Target Corporation was founded in Minneapolis as Dayton Dry Goods in 1902. The first Target retail store opened in 1962, and now there are more than 2,000 Target stores in the United States and Canada. Target operates as a discount retailer, selling clothes, toys, home goods, and electronics. Some stores also contain a full grocery department and a pharmacy (2). The store in Tuscaloosa opened on March 2002. This was during an expansion of the Target brand into the Southern states (1).
The local Target employs around 250 people and generates $20 million to $50 million per year. It competes with local grocery stores as well as with other box stores, such as Wal-Mart. It also participates in community events and other philanthropic events. It offers recycling for paper and plastic products as well as electronics (1).
As a large corporation, Target has a large environmental impact, though it does make an effort to minimize this impact. Along with its regular products, Target offers a line of store brand organic products along with national organic lines. Target also self-reports on its environmental impact and releases a corporate sustainability report annually.

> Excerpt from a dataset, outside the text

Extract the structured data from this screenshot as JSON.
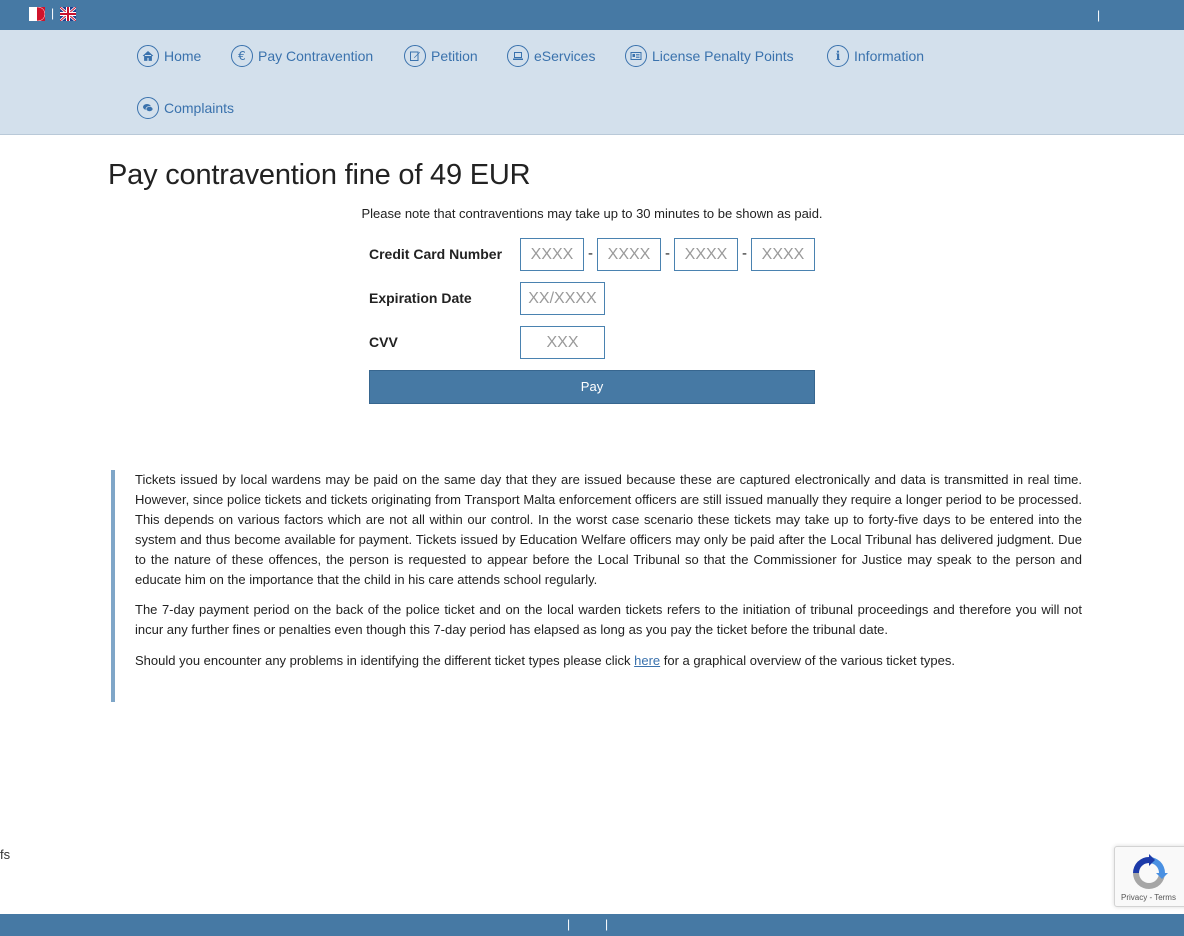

A main point of emphasis in recent years has been reducing the amount of packaging materials in its store brand products. For example, the company has reduced packaging on online orders by 89 percent, and plans to ship 50,000 pounds fewer of cardboard per year between 2008 and 2013 (3). The reduction of carbon emissions has been a major focal point as well. Reducing the amount of miles delivery trucks have to drive and the reduction of load sizes have helped achieve this goal. Target reduced the amount of loads trucks carried by 95,000 been 2008 and 2013 (3).
Target began a push for LEED certification in 2007. It achieved a 100 percent certification level in their stores in Canada, and is making progress in the United States, especially in California. Some stores use primarily solar power, and all participate in a garment hanger reuse program, which keeps millions of pounds of metal and plastic out of landfills. In 2007 alone, the program kept 434 million hangers out of landfills. It has also pushed to remove PVC products from its shelves to protect consumers (3).
Target’s environmental track record has not always been stellar. A suit was brought up against the company in California in 2009 for allegedly dumping high levels of toxic waste into local landfills. Another incident occurred nationally when it was discovered Target knowingly bought and sold toys that contained high levels of lead between May 2006 and August 2007. The company paid a civil settlement on October 1, 2009 as a result (2).